Federal Trade Commissioner Julie Brill couldn’t have said it better. In fact, she didn’t say it better. All she had to do was pile on:
Steve Kroft: Are people putting this together and making dossiers?
Julie Brill: Absolutely.
Steve Kroft: With names attached to it? With personal identification?
Julie Brill: The dossiers are about individuals. That's the whole point of these dossiers. It is information that is individually identified to an individual or linked to an individual.
Steve Kroft: Do you think most people know this information is being collected?
Julie Brill: I think most people have no idea that it's being collected and sold and that it is personally identifiable about them, and that the information is in basically a profile of them.
Not surprisingly, 60 Minutes failed to present a shred of evidence that anyone has been harmed by profiling for marketing purposes.
The show also never explained why companies compile, buy and sell marketing profiles. Nor did CBS allow anyone to explain to viewers that marketers aren’t interested in individuals, they want access to large groups of people with similar profiles who are likely to buy their stuff.
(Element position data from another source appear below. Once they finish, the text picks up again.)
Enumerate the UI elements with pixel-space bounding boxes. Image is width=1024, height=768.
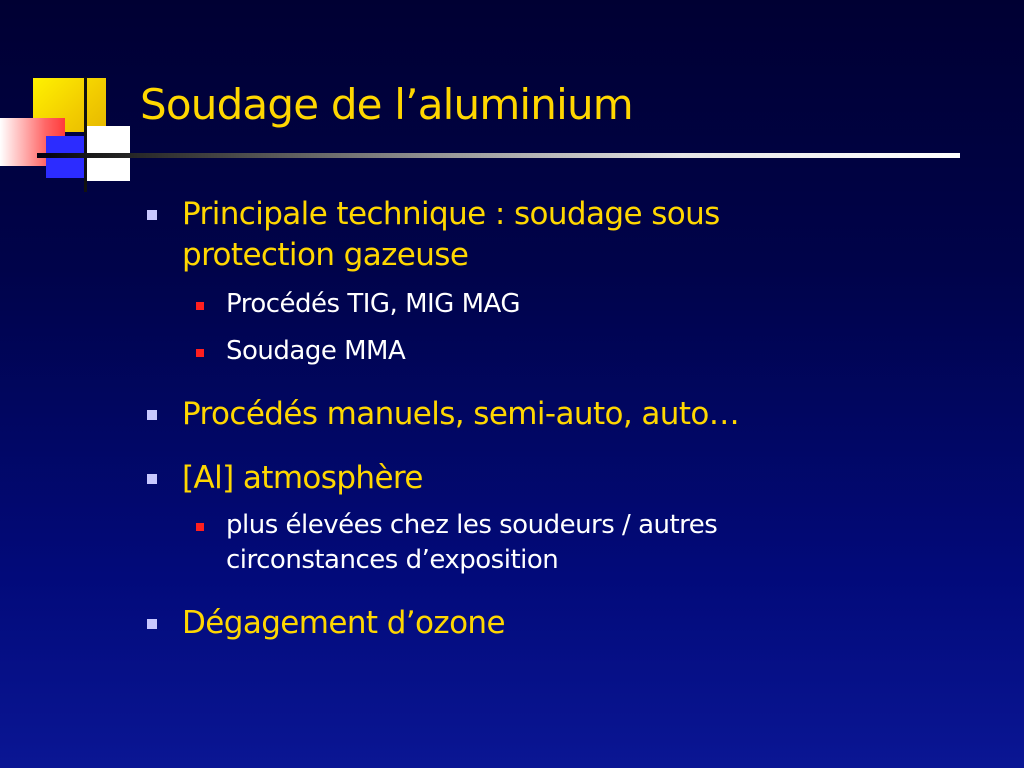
sub-bullet-1-2-text: Soudage MMA <box>226 336 406 366</box>
sub-bullet-1-1-text: Procédés TIG, MIG MAG <box>226 289 520 319</box>
sub-bullet-3-1 <box>226 508 717 578</box>
square-bullet-icon <box>147 619 157 629</box>
slide-title: Soudage de l’aluminium <box>140 80 633 129</box>
sub-bullet-1-1 <box>226 287 520 322</box>
bullet-item-1-line2: protection gazeuse <box>182 237 469 273</box>
square-bullet-icon <box>196 302 204 310</box>
sub-bullet-3-1-line2: circonstances d’exposition <box>226 545 559 575</box>
bullet-item-2 <box>182 394 739 435</box>
square-bullet-icon <box>147 474 157 484</box>
square-bullet-icon <box>196 349 204 357</box>
sub-bullet-3-1-line1: plus élevées chez les soudeurs / autres <box>226 510 718 540</box>
bullet-item-3-text: [Al] atmosphère <box>182 460 423 496</box>
square-bullet-icon <box>147 410 157 420</box>
bullet-item-4-text: Dégagement d’ozone <box>182 605 505 641</box>
square-bullet-icon <box>147 210 157 220</box>
bullet-item-1-line1: Principale technique : soudage sous <box>182 196 720 232</box>
square-bullet-icon <box>196 523 204 531</box>
bullet-item-1 <box>182 194 720 276</box>
sub-bullet-1-2 <box>226 334 405 369</box>
bullet-item-2-text: Procédés manuels, semi-auto, auto… <box>182 396 740 432</box>
bullet-item-4 <box>182 603 505 644</box>
bullet-item-3 <box>182 458 423 499</box>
The report never discussed the economic activity, jobs, or inexpensive consumer access to goods and services made possible by data mining. Even with the inclusion of a brief excerpt of an interview with Epsilon CEO Bryan Kennedy, the report effectively ignored the business side of the privacy debate altogether.
Meanwhile, Kroft came off as quite the consumer advocate. The irony of his report possibly leading to regulations resulting in higher consumer prices, choked access to goods and services and lost jobs apparently never crossed his mind.
The producers at 60 Minutes think data-driven marketing should be regulated because … well, they really don’t know for sure. They’re simply repeating talking points from Washington without a hint of skepticism.
Something evil is happening. They can’t prove it. They just know it.
“The media are taking their cue from Congress and the FTC, who are ferociously bent on regulating our industry,” wrote Direct Marketing Association CEO Linda Woolley on the trade organization’s blog. “They don’t trust that marketing data used responsibly for marketing purposes is harmless. They have tried for more than two years to find harm, and despite being unable to do so, they continue to push a policy agenda that will shut down many of the data-driven marketing practices that fuel our data-driven lifestyles. While they focus on the ‘data brokers’ their policies would impact every business in America – large and small. In the eyes of many policy makers (and 60 Minutes), we are all ‘data brokers.’”
And it’s not like the 60 Minutes crew lacked access to the people who could have—tried to, is more like it—set them straight.
The DMA reportedly made itself available for background. Epsilon’s Kennedy sat down for a long interview.
No matter. 60 Minutes had their angle going in and they were sticking to it.
After watching 60 Minutes purposely ignore one side of the Internet privacy debate, why would anyone who understands how marketing works trust CBS to deliver fair and factual reporting on any subject?